Personalizzare i contenuti per personalizzare l’esperienza del lusso

La gestione del processo di personalizzazione nel settore lusso può rappresentare una sfida. Le “raccomandazioni” elaborate dai più avanzati strumenti tecnologici possono talvolta costituire un’arma a doppio taglio se non sono filtrate e ri-significate dalle persone.

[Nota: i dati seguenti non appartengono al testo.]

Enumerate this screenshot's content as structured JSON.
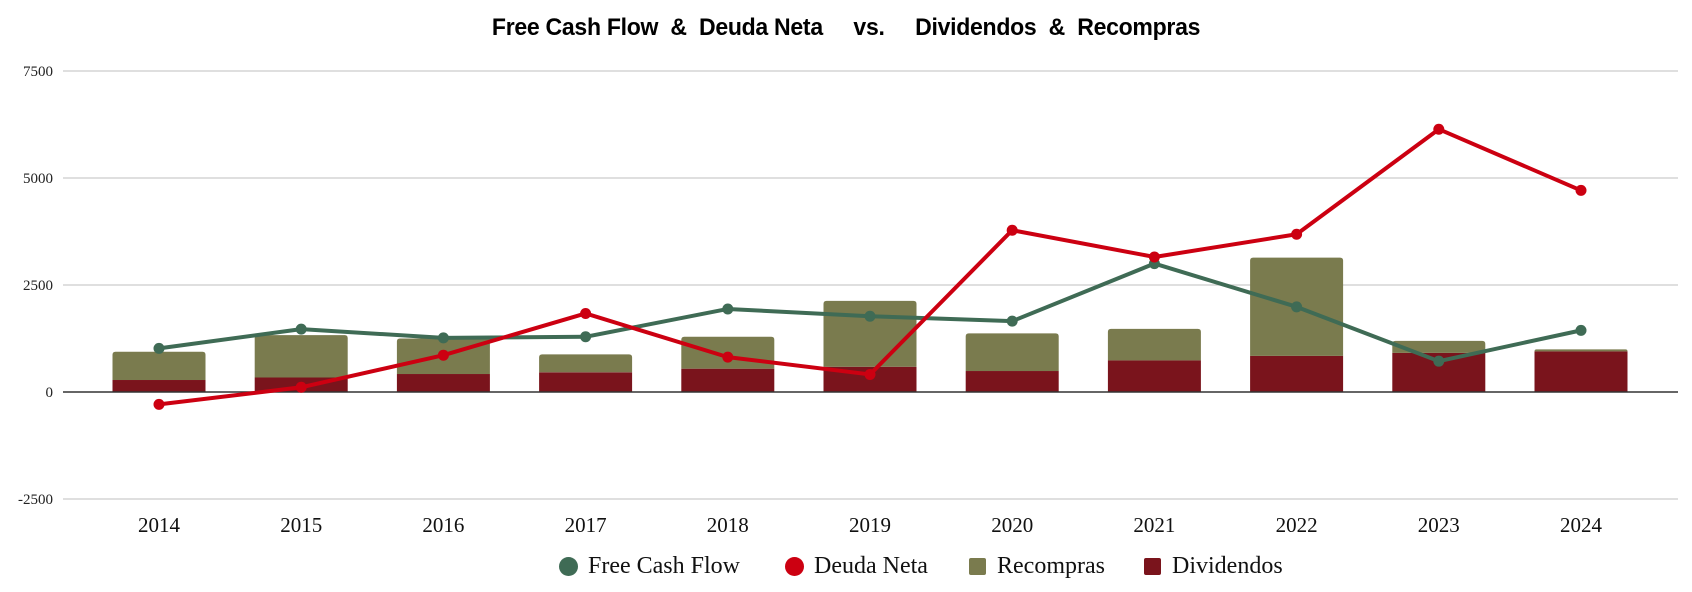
{
  "chart_data": {
    "type": "bar",
    "subtype": "stacked bar + line combo",
    "title": "Free Cash Flow  &  Deuda Neta     vs.     Dividendos  &  Recompras",
    "xlabel": "",
    "ylabel": "",
    "categories": [
      "2014",
      "2015",
      "2016",
      "2017",
      "2018",
      "2019",
      "2020",
      "2021",
      "2022",
      "2023",
      "2024"
    ],
    "ylim": [
      -2500,
      7500
    ],
    "yticks": [
      -2500,
      0,
      2500,
      5000,
      7500
    ],
    "ytick_labels": [
      "-2500",
      "0",
      "2500",
      "5000",
      "7500"
    ],
    "grid": true,
    "legend_position": "bottom",
    "bar_series": [
      {
        "name": "Dividendos",
        "color": "#7a141c",
        "values": [
          280,
          340,
          420,
          460,
          545,
          590,
          490,
          740,
          845,
          915,
          950
        ]
      },
      {
        "name": "Recompras",
        "color": "#7a7b4e",
        "values": [
          660,
          990,
          830,
          420,
          745,
          1540,
          880,
          735,
          2295,
          280,
          45
        ]
      }
    ],
    "line_series": [
      {
        "name": "Free Cash Flow",
        "color": "#3f6b55",
        "values": [
          1020,
          1470,
          1265,
          1290,
          1940,
          1770,
          1655,
          3000,
          1990,
          720,
          1440
        ]
      },
      {
        "name": "Deuda Neta",
        "color": "#cc0011",
        "values": [
          -290,
          110,
          860,
          1835,
          815,
          410,
          3780,
          3155,
          3685,
          6140,
          4710
        ]
      }
    ],
    "legend": [
      {
        "label": "Free Cash Flow",
        "color": "#3f6b55",
        "shape": "circle"
      },
      {
        "label": "Deuda Neta",
        "color": "#cc0011",
        "shape": "circle"
      },
      {
        "label": "Recompras",
        "color": "#7a7b4e",
        "shape": "square"
      },
      {
        "label": "Dividendos",
        "color": "#7a141c",
        "shape": "square"
      }
    ]
  },
  "colors": {
    "gridline": "#cccccc",
    "zero_axis": "#333333",
    "background": "#ffffff"
  }
}
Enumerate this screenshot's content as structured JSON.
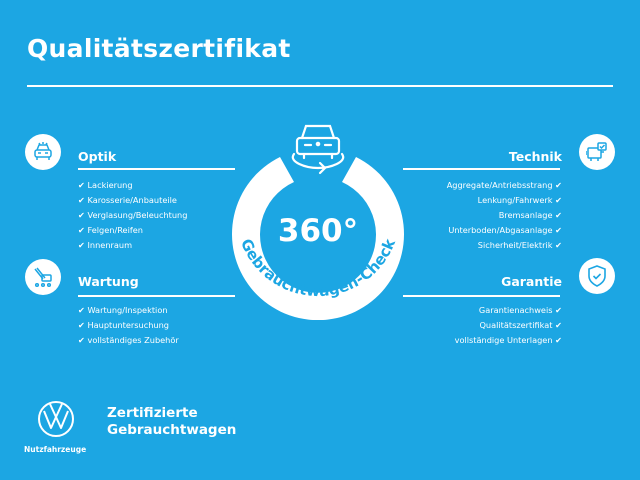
{
  "title": "Qualitätszertifikat",
  "colors": {
    "background": "#1ca6e3",
    "foreground": "#ffffff"
  },
  "badge": {
    "value": "360°",
    "arc_text": "Gebrauchtwagen-Check",
    "icon": "car-rotate-icon"
  },
  "sections": {
    "optik": {
      "title": "Optik",
      "icon": "car-front-icon",
      "items": [
        "Lackierung",
        "Karosserie/Anbauteile",
        "Verglasung/Beleuchtung",
        "Felgen/Reifen",
        "Innenraum"
      ]
    },
    "wartung": {
      "title": "Wartung",
      "icon": "maintenance-icon",
      "items": [
        "Wartung/Inspektion",
        "Hauptuntersuchung",
        "vollständiges Zubehör"
      ]
    },
    "technik": {
      "title": "Technik",
      "icon": "engine-check-icon",
      "items": [
        "Aggregate/Antriebsstrang",
        "Lenkung/Fahrwerk",
        "Bremsanlage",
        "Unterboden/Abgasanlage",
        "Sicherheit/Elektrik"
      ]
    },
    "garantie": {
      "title": "Garantie",
      "icon": "shield-check-icon",
      "items": [
        "Garantienachweis",
        "Qualitätszertifikat",
        "vollständige Unterlagen"
      ]
    }
  },
  "check_mark": "✔",
  "footer": {
    "line1": "Zertifizierte",
    "line2": "Gebrauchtwagen",
    "brand_sub": "Nutzfahrzeuge",
    "logo": "VW"
  }
}
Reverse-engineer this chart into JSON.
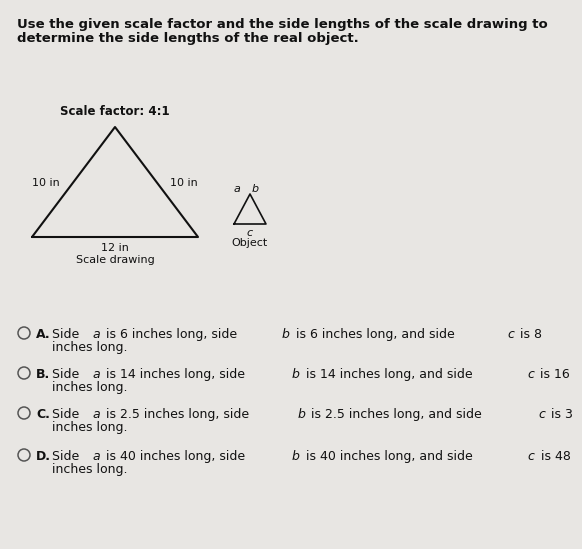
{
  "title_line1": "Use the given scale factor and the side lengths of the scale drawing to",
  "title_line2": "determine the side lengths of the real object.",
  "scale_factor_label": "Scale factor: 4:1",
  "scale_drawing_label": "Scale drawing",
  "object_label": "Object",
  "large_tri_left": "10 in",
  "large_tri_right": "10 in",
  "large_tri_bottom": "12 in",
  "choice_letters": [
    "A",
    "B",
    "C",
    "D"
  ],
  "choice_line1": [
    "Side a is 6 inches long, side b is 6 inches long, and side c is 8",
    "Side a is 14 inches long, side b is 14 inches long, and side c is 16",
    "Side a is 2.5 inches long, side b is 2.5 inches long, and side c is 3",
    "Side a is 40 inches long, side b is 40 inches long, and side c is 48"
  ],
  "choice_line2": [
    "inches long.",
    "inches long.",
    "inches long.",
    "inches long."
  ],
  "bg_color": "#e8e6e3",
  "text_color": "#111111",
  "title_fontsize": 9.5,
  "choice_fontsize": 9.0,
  "label_fontsize": 8.0
}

Potrebbero essere percepite come limitanti rispetto alla possibilità di scelta del singolo consumatore o eccessivamente rassicuranti o addirittura offensive.

Oltre alla migrazione sulle piattaforme digitali, l’impiego di tool sofisticati per la data analysis e l’uso di tecniche di machine learning per imitare il comportamento umano o costruire spettacolari ambientazioni, i marchi del lusso hanno altre frecce al loro arco, frecce importanti, che hanno a che vedere con l’elemento umano più che con le macchine.

Il lusso esperienziale sta espandendo i confini del discorso sul, del e attorno al marchio: un tipo di riflessione che si sta facendo strada è allora quella che vorrebbe sovrapporre personalizzazione e stile di vita, includendo non più e non solo aspetti cosmetici e puramente esteriori ma esperienze estetiche di più ampio respiro, come per esempio quella artistica oppure investimento emotivo su tematiche sociali. L’immagine del marchio può essere infatti notevolmente influenzata dalla sua posizione sull’uguaglianza di genere, sull’approvvigionamento responsabile e su altre questioni sensibili. Molti luxury brand stanno per questo motivo ponendo ancora più enfasi sull’importanza della responsabilità sociale d’impresa.

Per riuscire a veicolari messaggi complessi che sono recepiti e agiti in modo assolutamente personale è necessario impostare da subito una attenta content marketing strategy che riesca a tenere conto, esaltare, incanalare queste tendenze individualizzanti. La sfida, detto altrimenti, consisterà nel tentativo di instaurare un rapporto di lealtà con i consumatori: personalizzare i contenuti per personalizzare prodotti ed esperienze.